В Ичендзы артиллеристы сгрузили подобранные пушки и зарядные ящики. Здесь же сошли и охотники Четырнадцатого полка; а эшелон двинулся дальше.
Было около полуночи, когда наконец поезд пришел в Артур. Станция была — едва освещена. Солдаты железнодорожной роты, обслуживающие вокзал, с фонарями в руках подошли к эшелону.

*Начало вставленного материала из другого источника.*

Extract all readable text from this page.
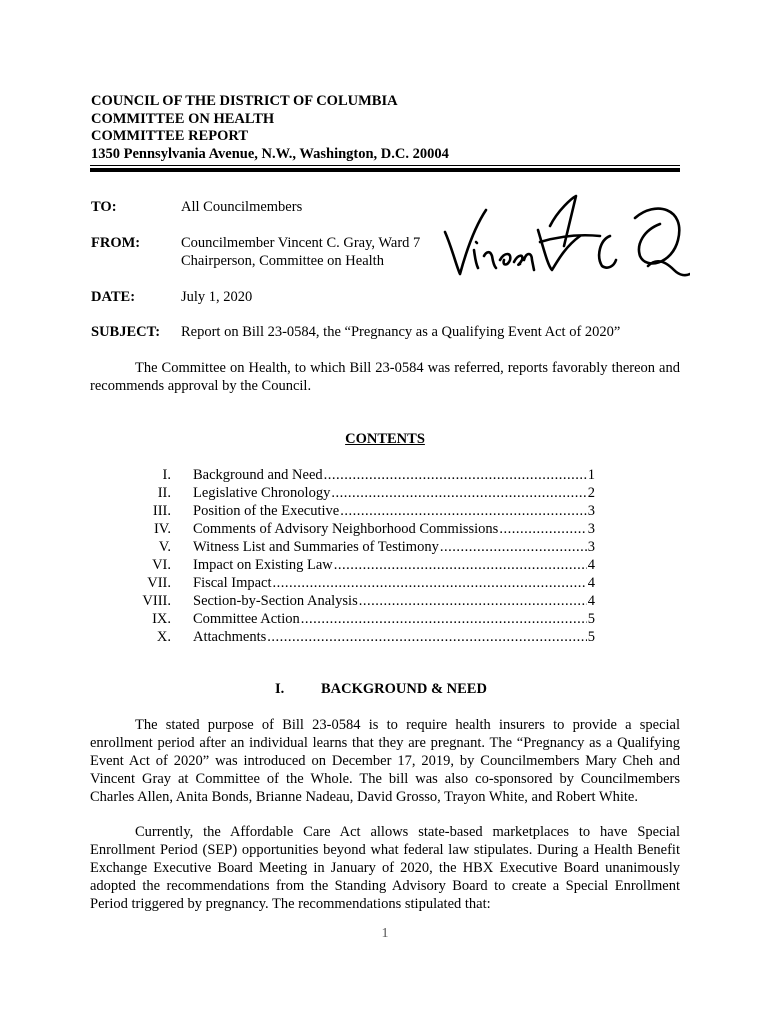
COUNCIL OF THE DISTRICT OF COLUMBIA
COMMITTEE ON HEALTH
COMMITTEE REPORT
1350 Pennsylvania Avenue, N.W., Washington, D.C. 20004
TO:	All Councilmembers
FROM:	Councilmember Vincent C. Gray, Ward 7
Chairperson, Committee on Health
DATE:	July 1, 2020
SUBJECT: Report on Bill 23-0584, the “Pregnancy as a Qualifying Event Act of 2020”

The Committee on Health, to which Bill 23-0584 was referred, reports favorably thereon and recommends approval by the Council.

CONTENTS
I. Background and Need .....	1
II. Legislative Chronology .....	2
III. Position of the Executive .....	3
IV. Comments of Advisory Neighborhood Commissions .....	3
V. Witness List and Summaries of Testimony .....	3
VI. Impact on Existing Law .....	4
VII. Fiscal Impact .....	4
VIII. Section-by-Section Analysis .....	4
IX. Committee Action .....	5
X. Attachments .....	5
I.	BACKGROUND & NEED

The stated purpose of Bill 23-0584 is to require health insurers to provide a special enrollment period after an individual learns that they are pregnant. The “Pregnancy as a Qualifying Event Act of 2020” was introduced on December 17, 2019, by Councilmembers Mary Cheh and Vincent Gray at Committee of the Whole. The bill was also co-sponsored by Councilmembers Charles Allen, Anita Bonds, Brianne Nadeau, David Grosso, Trayon White, and Robert White.

Currently, the Affordable Care Act allows state-based marketplaces to have Special Enrollment Period (SEP) opportunities beyond what federal law stipulates. During a Health Benefit Exchange Executive Board Meeting in January of 2020, the HBX Executive Board unanimously adopted the recommendations from the Standing Advisory Board to create a Special Enrollment Period triggered by pregnancy. The recommendations stipulated that:

1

— Никак, и в самом деле притопали до места, — выглянул из вагона Блохин. — Вылазить надо, Тимофеич, — обернулся он к Родионову, дремавшему в углу.
— Пошевели народ, Филя, а то мне что-то недужится, — отозвался фейерверкер.
— Артиллеристы-стрикулисты, стрелочки-дружочки, катись из вагонов! — заорал Блохин, соскакивая на землю. — Живо свое добро выгружай!
Сонные солдаты стали лениво вылезать из вагонов.
Варя с врачом лазарета отправилась на вокзал вызывать подводы для перевозки раненых.
Заяц с Белоноговым и Мельниковым с помощью других утесовцев выгружали свои трофеи: походные кухни, четыре коровы, три лошади и санитарную двуколку.
Когда все было выгружено, артиллеристы и стрелки построились на площади перед вокзалом.
— Пересчитай людей, — приказал Звонарев.
— Сорок два артиллериста и сто тридцать стрелков, — доложил Родионов.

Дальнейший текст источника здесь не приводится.